在计算单变量数值数据点的分数并检查其他要求（例如，范围训练期间的活动天数高于预定义的阈值）之后，我们将检查每个分数是否高于其预定义的阈值。如果是这样，则检测到峰值并将数据点标记为异常。生成两个模型：一个用于实体级别（由 entityColumnName 参数定义），例如每个范围（由 scopeColumnName 参数定义，例如帐户或订阅）的用户或设备。第二个模型是为整个范围构建的。对每个模型执行异常情况检测逻辑，如果在其中一个模型中检测到异常，则会显示出来。默认情况下，检测向上峰值；向下峰值 ('dips') 在某些情况下也可能很有趣，并且可以通过调整逻辑来检测。

该模型的直接输出是基于分数的异常分数。这个评分在 [0, 1] 范围内是单调的，1 表示异常。除异常评分外，还有一个二进制标志用于检测到的异常（由最小阈值参数控制）和其他解释字段。

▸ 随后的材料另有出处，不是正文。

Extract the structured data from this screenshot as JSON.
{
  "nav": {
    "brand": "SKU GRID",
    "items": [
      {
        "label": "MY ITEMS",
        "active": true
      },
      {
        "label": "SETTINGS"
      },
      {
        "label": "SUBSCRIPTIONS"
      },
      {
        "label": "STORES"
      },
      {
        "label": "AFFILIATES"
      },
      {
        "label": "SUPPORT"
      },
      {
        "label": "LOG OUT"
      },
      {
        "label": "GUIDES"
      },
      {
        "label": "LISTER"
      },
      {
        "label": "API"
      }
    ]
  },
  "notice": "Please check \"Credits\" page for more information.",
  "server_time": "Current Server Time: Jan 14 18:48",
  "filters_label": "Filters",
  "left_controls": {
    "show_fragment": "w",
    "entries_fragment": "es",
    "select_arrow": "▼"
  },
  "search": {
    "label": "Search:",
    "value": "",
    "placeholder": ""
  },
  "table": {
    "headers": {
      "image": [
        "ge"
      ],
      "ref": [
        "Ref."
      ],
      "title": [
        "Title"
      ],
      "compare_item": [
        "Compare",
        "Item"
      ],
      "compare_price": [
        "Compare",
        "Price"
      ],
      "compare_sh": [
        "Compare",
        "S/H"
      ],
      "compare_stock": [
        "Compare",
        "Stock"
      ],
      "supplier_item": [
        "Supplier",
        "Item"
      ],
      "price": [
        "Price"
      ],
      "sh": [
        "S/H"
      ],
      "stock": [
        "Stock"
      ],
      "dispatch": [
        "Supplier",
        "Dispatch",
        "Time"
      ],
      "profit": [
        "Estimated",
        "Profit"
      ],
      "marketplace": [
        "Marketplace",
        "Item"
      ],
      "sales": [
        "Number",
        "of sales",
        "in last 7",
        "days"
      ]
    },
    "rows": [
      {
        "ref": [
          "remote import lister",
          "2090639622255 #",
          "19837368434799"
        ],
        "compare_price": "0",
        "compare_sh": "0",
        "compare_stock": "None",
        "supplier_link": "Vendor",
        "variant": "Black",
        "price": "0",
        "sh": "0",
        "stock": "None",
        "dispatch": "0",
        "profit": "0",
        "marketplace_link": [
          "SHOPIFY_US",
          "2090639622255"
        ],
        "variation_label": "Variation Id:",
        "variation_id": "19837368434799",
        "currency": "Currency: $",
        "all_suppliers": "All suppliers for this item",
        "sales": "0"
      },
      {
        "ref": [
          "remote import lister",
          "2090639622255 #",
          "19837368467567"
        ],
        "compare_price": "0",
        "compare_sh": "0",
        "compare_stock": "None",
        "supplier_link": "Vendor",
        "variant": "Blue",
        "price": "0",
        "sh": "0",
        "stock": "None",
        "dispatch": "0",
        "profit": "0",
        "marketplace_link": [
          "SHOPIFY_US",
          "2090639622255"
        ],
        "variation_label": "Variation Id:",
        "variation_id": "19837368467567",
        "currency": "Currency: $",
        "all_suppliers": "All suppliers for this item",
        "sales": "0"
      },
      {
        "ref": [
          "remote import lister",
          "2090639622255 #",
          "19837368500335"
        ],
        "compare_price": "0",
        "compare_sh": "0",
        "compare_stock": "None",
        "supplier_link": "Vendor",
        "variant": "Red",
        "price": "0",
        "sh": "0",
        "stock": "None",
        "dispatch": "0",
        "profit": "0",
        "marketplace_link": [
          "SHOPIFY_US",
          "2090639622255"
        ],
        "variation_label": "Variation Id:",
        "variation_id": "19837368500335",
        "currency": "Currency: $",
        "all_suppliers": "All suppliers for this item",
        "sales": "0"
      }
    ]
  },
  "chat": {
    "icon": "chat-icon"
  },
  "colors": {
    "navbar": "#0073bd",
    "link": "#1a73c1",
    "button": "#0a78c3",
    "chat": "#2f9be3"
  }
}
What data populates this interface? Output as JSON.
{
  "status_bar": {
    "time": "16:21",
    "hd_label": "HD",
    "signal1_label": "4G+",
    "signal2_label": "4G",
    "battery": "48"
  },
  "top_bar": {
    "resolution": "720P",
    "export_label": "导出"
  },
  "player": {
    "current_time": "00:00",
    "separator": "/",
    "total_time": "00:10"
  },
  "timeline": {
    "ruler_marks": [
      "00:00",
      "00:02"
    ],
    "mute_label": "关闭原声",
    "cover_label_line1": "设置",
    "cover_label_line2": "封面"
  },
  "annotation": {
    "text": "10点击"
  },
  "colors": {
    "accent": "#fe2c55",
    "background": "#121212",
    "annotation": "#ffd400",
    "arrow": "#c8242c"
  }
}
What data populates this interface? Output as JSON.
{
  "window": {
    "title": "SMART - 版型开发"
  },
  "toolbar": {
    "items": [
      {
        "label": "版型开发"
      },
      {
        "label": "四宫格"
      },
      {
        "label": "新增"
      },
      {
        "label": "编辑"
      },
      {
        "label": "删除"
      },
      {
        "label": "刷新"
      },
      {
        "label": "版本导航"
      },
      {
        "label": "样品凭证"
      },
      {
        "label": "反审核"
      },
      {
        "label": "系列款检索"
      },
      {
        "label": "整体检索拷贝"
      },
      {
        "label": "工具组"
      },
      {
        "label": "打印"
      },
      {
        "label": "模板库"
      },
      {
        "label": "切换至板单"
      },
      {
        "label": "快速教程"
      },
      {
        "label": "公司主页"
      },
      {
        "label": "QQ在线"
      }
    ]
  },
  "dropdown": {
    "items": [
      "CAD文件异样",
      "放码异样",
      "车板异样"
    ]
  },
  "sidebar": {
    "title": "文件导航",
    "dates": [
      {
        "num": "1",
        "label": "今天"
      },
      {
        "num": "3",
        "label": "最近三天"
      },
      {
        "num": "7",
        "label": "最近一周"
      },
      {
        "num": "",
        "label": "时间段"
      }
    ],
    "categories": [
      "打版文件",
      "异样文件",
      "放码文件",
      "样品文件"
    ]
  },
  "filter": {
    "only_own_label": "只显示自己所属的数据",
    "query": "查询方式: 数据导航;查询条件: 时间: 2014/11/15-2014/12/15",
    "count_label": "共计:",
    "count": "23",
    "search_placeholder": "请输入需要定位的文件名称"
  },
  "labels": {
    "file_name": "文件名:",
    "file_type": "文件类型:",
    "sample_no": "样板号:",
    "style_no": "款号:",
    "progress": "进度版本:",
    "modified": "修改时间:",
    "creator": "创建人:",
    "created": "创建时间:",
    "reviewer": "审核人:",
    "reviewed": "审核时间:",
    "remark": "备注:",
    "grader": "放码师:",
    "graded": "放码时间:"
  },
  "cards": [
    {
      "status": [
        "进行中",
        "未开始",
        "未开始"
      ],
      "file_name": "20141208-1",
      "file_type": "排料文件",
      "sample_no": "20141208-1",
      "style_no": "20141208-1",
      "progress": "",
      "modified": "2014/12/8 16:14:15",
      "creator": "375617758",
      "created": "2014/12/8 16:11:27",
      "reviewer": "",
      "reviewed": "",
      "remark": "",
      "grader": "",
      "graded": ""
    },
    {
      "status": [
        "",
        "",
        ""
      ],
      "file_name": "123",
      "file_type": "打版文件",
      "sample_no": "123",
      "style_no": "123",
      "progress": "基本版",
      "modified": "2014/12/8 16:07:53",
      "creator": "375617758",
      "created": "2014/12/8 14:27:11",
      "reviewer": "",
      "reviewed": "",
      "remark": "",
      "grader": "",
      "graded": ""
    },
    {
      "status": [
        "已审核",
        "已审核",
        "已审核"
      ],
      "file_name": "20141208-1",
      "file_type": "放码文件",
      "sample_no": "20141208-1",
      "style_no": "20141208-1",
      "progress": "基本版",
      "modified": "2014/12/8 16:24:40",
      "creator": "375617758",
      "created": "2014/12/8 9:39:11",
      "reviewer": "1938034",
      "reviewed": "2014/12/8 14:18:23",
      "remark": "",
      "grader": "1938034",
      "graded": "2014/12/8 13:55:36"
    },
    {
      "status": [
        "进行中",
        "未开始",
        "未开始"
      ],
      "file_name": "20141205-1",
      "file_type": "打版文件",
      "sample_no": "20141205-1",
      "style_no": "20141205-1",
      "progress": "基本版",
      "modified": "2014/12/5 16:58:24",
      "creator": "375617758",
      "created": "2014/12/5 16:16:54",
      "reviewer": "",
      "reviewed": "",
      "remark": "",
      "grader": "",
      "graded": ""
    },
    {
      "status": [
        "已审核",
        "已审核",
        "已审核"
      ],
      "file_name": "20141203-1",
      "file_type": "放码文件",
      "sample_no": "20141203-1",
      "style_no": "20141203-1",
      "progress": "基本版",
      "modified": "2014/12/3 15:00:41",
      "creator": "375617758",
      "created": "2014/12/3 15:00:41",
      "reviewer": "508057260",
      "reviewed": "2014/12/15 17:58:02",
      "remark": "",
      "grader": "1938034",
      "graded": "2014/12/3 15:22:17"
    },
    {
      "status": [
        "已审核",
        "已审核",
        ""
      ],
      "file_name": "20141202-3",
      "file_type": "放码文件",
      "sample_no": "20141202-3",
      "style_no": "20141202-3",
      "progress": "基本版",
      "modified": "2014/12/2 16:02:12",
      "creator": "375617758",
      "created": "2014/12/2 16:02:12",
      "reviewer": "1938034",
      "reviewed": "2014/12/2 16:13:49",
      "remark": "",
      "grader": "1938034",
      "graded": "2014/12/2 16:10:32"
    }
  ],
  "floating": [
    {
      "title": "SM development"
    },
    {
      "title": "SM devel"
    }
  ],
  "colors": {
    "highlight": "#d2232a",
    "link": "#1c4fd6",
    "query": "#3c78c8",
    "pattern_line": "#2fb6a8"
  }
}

请注意，该函数会忽略变量的时态结构（主要用于可伸缩性和可解释性）。如果变量具有重要的时态组件（如趋势和季节性），我们建议考虑 series_decompose_anomalies() 函数或使用 series_decompose() 来计算残差并对其执行 detect_anomalous_spike_fl()。

语法

detect_anomalous_spike_fl(numericColumnName、, entityColumnName, scopeColumnName, timeColumnName, startTraining, startDetection, endDetection, [minTrainingDaysThresh], [lowPercentileForQscore], [highPercentileForQscore], [minSlicesPerEntity], [zScoreThreshEntity], [qScoreThreshEntity], [minNumValueThreshEntity], [minSlicesPerScope], [zScoreThreshScope], [qScoreThreshScope], [minNumValueThreshScope])

详细了解语法约定。

参数

客户	类型	必需	说明
numericColumnName	`string`	✔️	包含要计算异常模型的数值变量的输入表列的名称。
entityColumnName	`string`	✔️	输入表列的名称，其中包含要计算异常模型的实体的名称或 ID。
scopeColumnName	`string`	✔️	输入表列的名称，其中包含分区或范围，以便为每个范围生成不同的异常模型。
timeColumnName	`string`	✔️	输入表列的名称，其中包含时间戳，用于定义训练和检测周期。
startTraining	`datetime`	✔️	异常模型的训练期的开始。它的结束由检测周期的开始来定义。
startDetection	`datetime`	✔️	异常情况检测的检测周期的开始。
endDetection	`datetime`	✔️	异常情况检测的检测周期的结束。
minTrainingDaysThresh	`int`		训练期间，用于计算异常的范围所存在的最少天数。如果它低于阈值，则范围被视为太新且未知，因此不会计算异常。默认值为 14。
lowPercentileForQscore	`real`		范围 [0.0,1.0] 内的数字，表示要计算为 Q 分数下限的百分位数。在 Tukey 的围栏中，使用 0.25。默认值为 0.25。选择较低的百分位数可以提高精度，因为可以检测到更显著的异常。
highPercentileForQscore	`real`		范围 [0.0,1.0] 内的数字，表示要计算为 Q 分数上限的百分位数。在 Tukey 的围栏中，使用 0.75。默认值为 0.9。选择较高的百分位数可以提高精度，因为可以检测到更显著的异常。
minSlicesPerEntity	`int`		在为实体生成异常模型之前实体上存在的“切片”（例如天）的最低阈值。如果数量低于阈值，则实体被认为太新且不稳定。默认值为 20。
zScoreThreshEntity	`real`		被标记为异常的实体级 Z 分数（高于平均值的标准偏差数）的最低阈值。选择较高的值时，只会检测到更显著的异常。默认值为 3.0。
qScoreThreshEntity	`real`		要标记为异常的实体级 Q 分数（高于高分位数的四分位距数）的最低阈值。选择较高的值时，只会检测到更显著的异常。默认值为 2.0。
minNumValueThreshEntity	`long`		要标记为实体异常的数值变量的最小阈值。这对于筛选出值在统计上异常（高 Z 分数和 Q 分数）但值本身太小而无意义的情况很有用。默认值为 0。
minSlicesPerScope	`int`		在为范围生成异常模型之前范围上存在的“切片”（例如天）的最低阈值。如果数量低于阈值，则范围被认为太新且不稳定。默认值为 20。
zScoreThreshScope	`real`		要标记为异常的范围级 Z 分数（高于平均值的标准偏差数）的最低阈值。选择较高的值时，只会检测到更显著的异常。默认值为 3.0。
qScoreThreshScope	`real`		要标记为异常的范围级 Q 分数（高于高分位数的四分位距数）的最低阈值。选择较高的值时，只会检测到更显著的异常。默认值为 2.0。
minNumValueThreshScope	`long`		要标记为范围异常的数值变量的最小阈值。这对于筛选出值在统计上异常（高 Z 分数和 Q 分数）但值本身太小而无意义的情况很有用。默认值为 0。

函数定义

可以通过将函数的代码嵌入为查询定义的函数，或将其创建为数据库中的存储函数来定义函数，如下所示：

查询定义的函数
存储函数

使用以下 let 语句定义函数。不需要任何权限。

重要

let 语句不能独立运行。它必须后跟一个表格表达式语句。若要运行 detect_anomalous_spike_fl() 的工作示例，请参阅示例。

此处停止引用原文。